From 1969, she worked as a research assistant, university tutor, lecturer and research psychologist and worked in the Department of Health in research. One of Carmen's early political activities was as a founding member of the Women's Electoral Lobby in 1972. This was a highly influential and well-organised group which lobbied government on issues such as equal pay, childcare, parental leave and abortion law reform.
Her first foray into politics gave her an unfavourable impression. In 1982, Carmen became Vice-President of the Subiaco Wembley branch of the ALP. She unsuccessfully contested the Liberal seat of East Melville in 1983. In 1986, she was elected to the Legislative Assembly as the first Labor MLA for Subiaco for 30 years. In 1985, she became a member of the influential ALP Administrative Committee and a proxy delegate for the 1986 ALP National Conference. Somehow she managed to stay non-aligned to any factions during her career; she believed the faction system was 'undemocratic'.

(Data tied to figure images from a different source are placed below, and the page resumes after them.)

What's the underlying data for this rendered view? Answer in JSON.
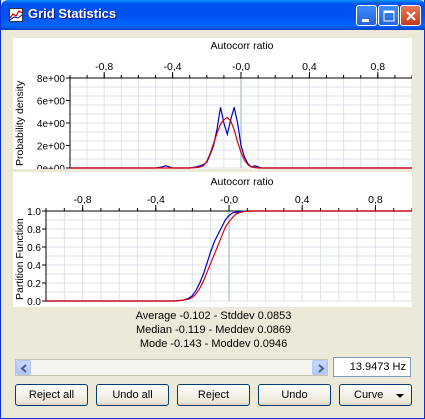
{
  "window": {
    "title": "Grid Statistics"
  },
  "colors": {
    "series_blue": "#0000cc",
    "series_red": "#dd0000",
    "grid": "#c8d0d8"
  },
  "top_plot": {
    "xlabel": "Autocorr ratio",
    "ylabel": "Probability density",
    "x_ticks": [
      "-0,8",
      "-0,4",
      "-0,0",
      "0,4",
      "0,8"
    ],
    "y_ticks": [
      "8e+00",
      "6e+00",
      "4e+00",
      "2e+00",
      "0e+00"
    ]
  },
  "bottom_plot": {
    "xlabel": "Autocorr ratio",
    "ylabel": "Partition Function",
    "x_ticks": [
      "-0,8",
      "-0,4",
      "-0,0",
      "0,4",
      "0,8"
    ],
    "y_ticks": [
      "1.0",
      "0.8",
      "0.6",
      "0.4",
      "0.2",
      "0.0"
    ]
  },
  "chart_data": [
    {
      "type": "line",
      "xlabel": "Autocorr ratio",
      "ylabel": "Probability density",
      "xlim": [
        -1.0,
        1.0
      ],
      "ylim": [
        0,
        8
      ],
      "x_ticks": [
        -0.8,
        -0.4,
        0.0,
        0.4,
        0.8
      ],
      "y_ticks": [
        0,
        2,
        4,
        6,
        8
      ],
      "grid": true,
      "series": [
        {
          "color": "#0000cc",
          "x": [
            -1.0,
            -0.5,
            -0.46,
            -0.44,
            -0.42,
            -0.4,
            -0.3,
            -0.26,
            -0.22,
            -0.2,
            -0.18,
            -0.16,
            -0.14,
            -0.12,
            -0.1,
            -0.08,
            -0.06,
            -0.04,
            -0.02,
            0.0,
            0.02,
            0.04,
            0.06,
            0.08,
            0.12,
            1.0
          ],
          "y": [
            0,
            0,
            0.1,
            0.2,
            0.1,
            0,
            0,
            0.1,
            0.3,
            0.5,
            1.2,
            2.0,
            3.5,
            5.4,
            4.0,
            3.0,
            4.3,
            5.4,
            4.0,
            2.0,
            1.0,
            0.4,
            0.1,
            0.2,
            0,
            0
          ]
        },
        {
          "color": "#dd0000",
          "x": [
            -1.0,
            -0.3,
            -0.25,
            -0.22,
            -0.2,
            -0.18,
            -0.16,
            -0.14,
            -0.12,
            -0.1,
            -0.08,
            -0.06,
            -0.04,
            -0.02,
            0.0,
            0.02,
            0.04,
            0.06,
            0.1,
            1.0
          ],
          "y": [
            0,
            0,
            0.05,
            0.2,
            0.6,
            1.3,
            2.2,
            3.1,
            3.9,
            4.3,
            4.5,
            4.2,
            3.4,
            2.3,
            1.4,
            0.7,
            0.3,
            0.1,
            0,
            0
          ]
        }
      ]
    },
    {
      "type": "line",
      "xlabel": "Autocorr ratio",
      "ylabel": "Partition Function",
      "xlim": [
        -1.0,
        1.0
      ],
      "ylim": [
        0,
        1.0
      ],
      "x_ticks": [
        -0.8,
        -0.4,
        0.0,
        0.4,
        0.8
      ],
      "y_ticks": [
        0,
        0.2,
        0.4,
        0.6,
        0.8,
        1.0
      ],
      "grid": true,
      "series": [
        {
          "color": "#0000cc",
          "x": [
            -1.0,
            -0.3,
            -0.25,
            -0.22,
            -0.2,
            -0.18,
            -0.16,
            -0.14,
            -0.12,
            -0.1,
            -0.08,
            -0.06,
            -0.04,
            -0.02,
            0.0,
            0.02,
            0.06,
            0.1,
            1.0
          ],
          "y": [
            0,
            0,
            0.01,
            0.03,
            0.06,
            0.12,
            0.2,
            0.3,
            0.42,
            0.55,
            0.66,
            0.74,
            0.82,
            0.9,
            0.95,
            0.98,
            0.995,
            1.0,
            1.0
          ]
        },
        {
          "color": "#dd0000",
          "x": [
            -1.0,
            -0.3,
            -0.25,
            -0.22,
            -0.2,
            -0.18,
            -0.16,
            -0.14,
            -0.12,
            -0.1,
            -0.08,
            -0.06,
            -0.04,
            -0.02,
            0.0,
            0.02,
            0.04,
            0.08,
            0.12,
            1.0
          ],
          "y": [
            0,
            0,
            0.01,
            0.02,
            0.04,
            0.08,
            0.14,
            0.22,
            0.32,
            0.42,
            0.52,
            0.62,
            0.72,
            0.82,
            0.88,
            0.93,
            0.97,
            0.995,
            1.0,
            1.0
          ]
        }
      ]
    }
  ],
  "stats": {
    "line1": "Average -0.102  - Stddev 0.0853",
    "line2": "Median -0.119  - Meddev 0.0869",
    "line3": "Mode -0.143  - Moddev 0.0946"
  },
  "frequency": {
    "value": "13.9473 Hz"
  },
  "buttons": {
    "reject_all": "Reject all",
    "undo_all": "Undo all",
    "reject": "Reject",
    "undo": "Undo",
    "curve": "Curve"
  }
}
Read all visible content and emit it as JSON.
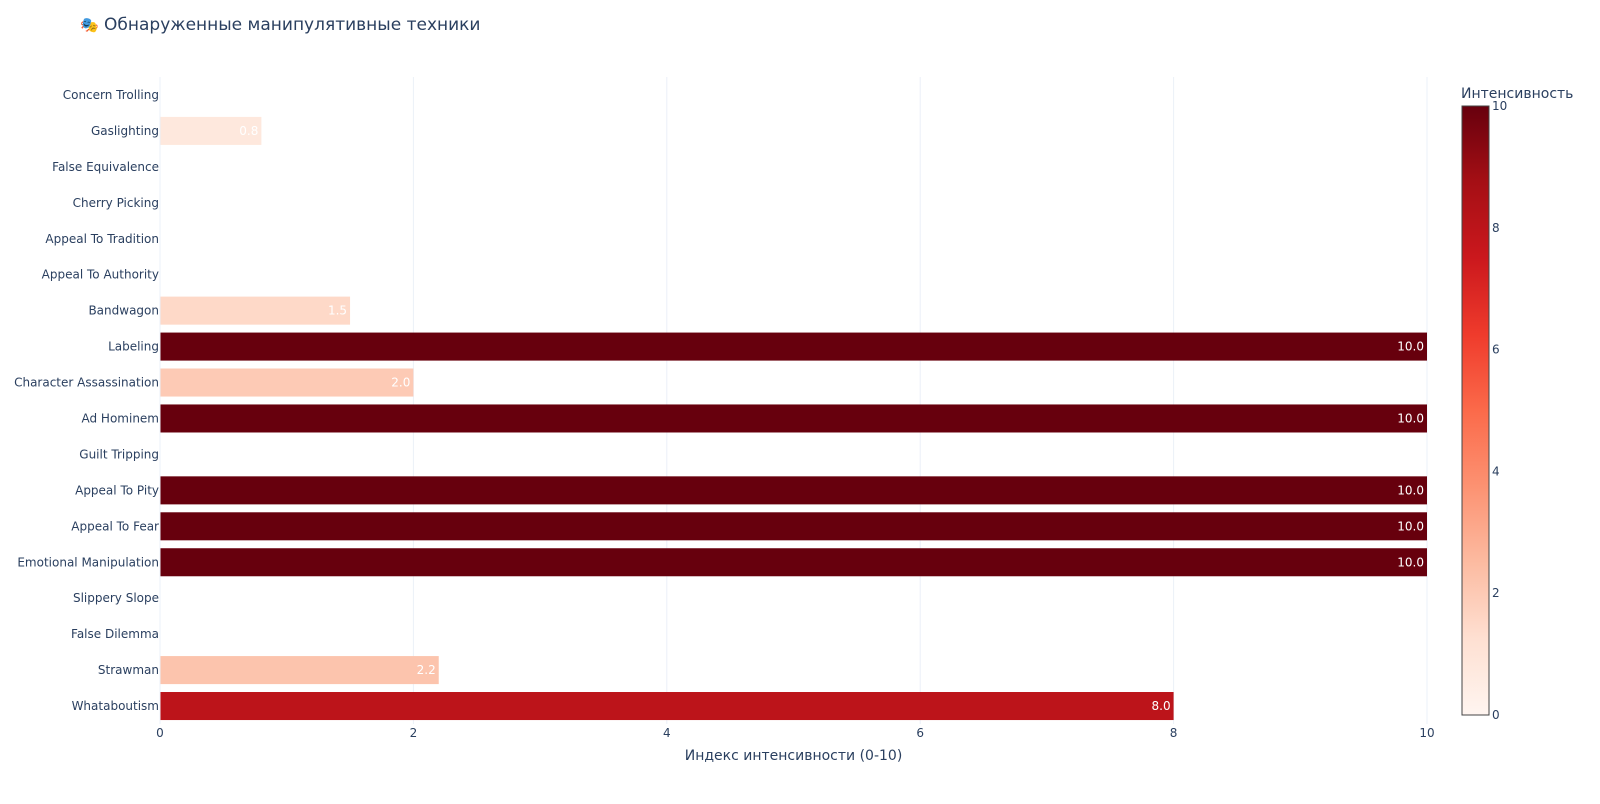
{
  "title": {
    "icon": "theater-masks-icon",
    "icon_glyph": "🎭",
    "text": "Обнаруженные манипулятивные техники"
  },
  "chart_data": {
    "type": "bar",
    "orientation": "horizontal",
    "categories": [
      "Concern Trolling",
      "Gaslighting",
      "False Equivalence",
      "Cherry Picking",
      "Appeal To Tradition",
      "Appeal To Authority",
      "Bandwagon",
      "Labeling",
      "Character Assassination",
      "Ad Hominem",
      "Guilt Tripping",
      "Appeal To Pity",
      "Appeal To Fear",
      "Emotional Manipulation",
      "Slippery Slope",
      "False Dilemma",
      "Strawman",
      "Whataboutism"
    ],
    "values": [
      0,
      0.8,
      0,
      0,
      0,
      0,
      1.5,
      10.0,
      2.0,
      10.0,
      0,
      10.0,
      10.0,
      10.0,
      0,
      0,
      2.2,
      8.0
    ],
    "data_labels": [
      "",
      "0.8",
      "",
      "",
      "",
      "",
      "1.5",
      "10.0",
      "2.0",
      "10.0",
      "",
      "10.0",
      "10.0",
      "10.0",
      "",
      "",
      "2.2",
      "8.0"
    ],
    "xlabel": "Индекс интенсивности (0-10)",
    "ylabel": "",
    "xlim": [
      0,
      10
    ],
    "xticks": [
      0,
      2,
      4,
      6,
      8,
      10
    ],
    "xtick_labels": [
      "0",
      "2",
      "4",
      "6",
      "8",
      "10"
    ],
    "grid": true,
    "colorscale": "Reds",
    "colorbar": {
      "title": "Интенсивность",
      "range": [
        0,
        10
      ],
      "ticks": [
        0,
        2,
        4,
        6,
        8,
        10
      ],
      "tick_labels": [
        "0",
        "2",
        "4",
        "6",
        "8",
        "10"
      ],
      "placement": "right"
    },
    "colors": {
      "low": "#fff5f0",
      "high": "#67000d",
      "grid": "#ebf0f8",
      "text": "#2a3f5f"
    }
  }
}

After only two years in the Western Australian Parliament she became a member of the Dowding Ministry in February 1988, as Minister for Education and Aboriginal Affairs. In February 1990, Carmen became Australia's first woman premier but, after a series of resignations and ministerial changes, found herself leading a government without a majority in either house of parliament.
As Premier, she established the Royal Commission into the Commercial Activities of Government and Other Matters (dubbed 'WA Inc.') whose findings proved devastating to her party. A year after losing the 1993 election Carmen resigned from State Parliament. In 1994, she won the seat of Fremantle in the Federal Parliament and became the Minister for Human Services and Health and then Minister Assisting the Prime Minister for the Status of Women in the Keating Government.
In 1994, Carmen Lawrence and Joan Kirner were instrumental in persuading the ALP to adopt a platform that would guarantee women preselection for 35% of winnable seats by the year 2002. Carmen was the subject of a Royal Commission set up by the WA Court Government, over allegations of her role in what became known as the 'Easton Affair'. She was acquitted by the jury of all the charges.
Throughout her career she has been a strong advocate for the rights of woman, children, victims of abuse and the mentally ill. She has been involved in 'EMILY's List' which aims to support women aspiring to politics. She wrote a book on the woman's vote and has been outspoken on the way media portray women in politics.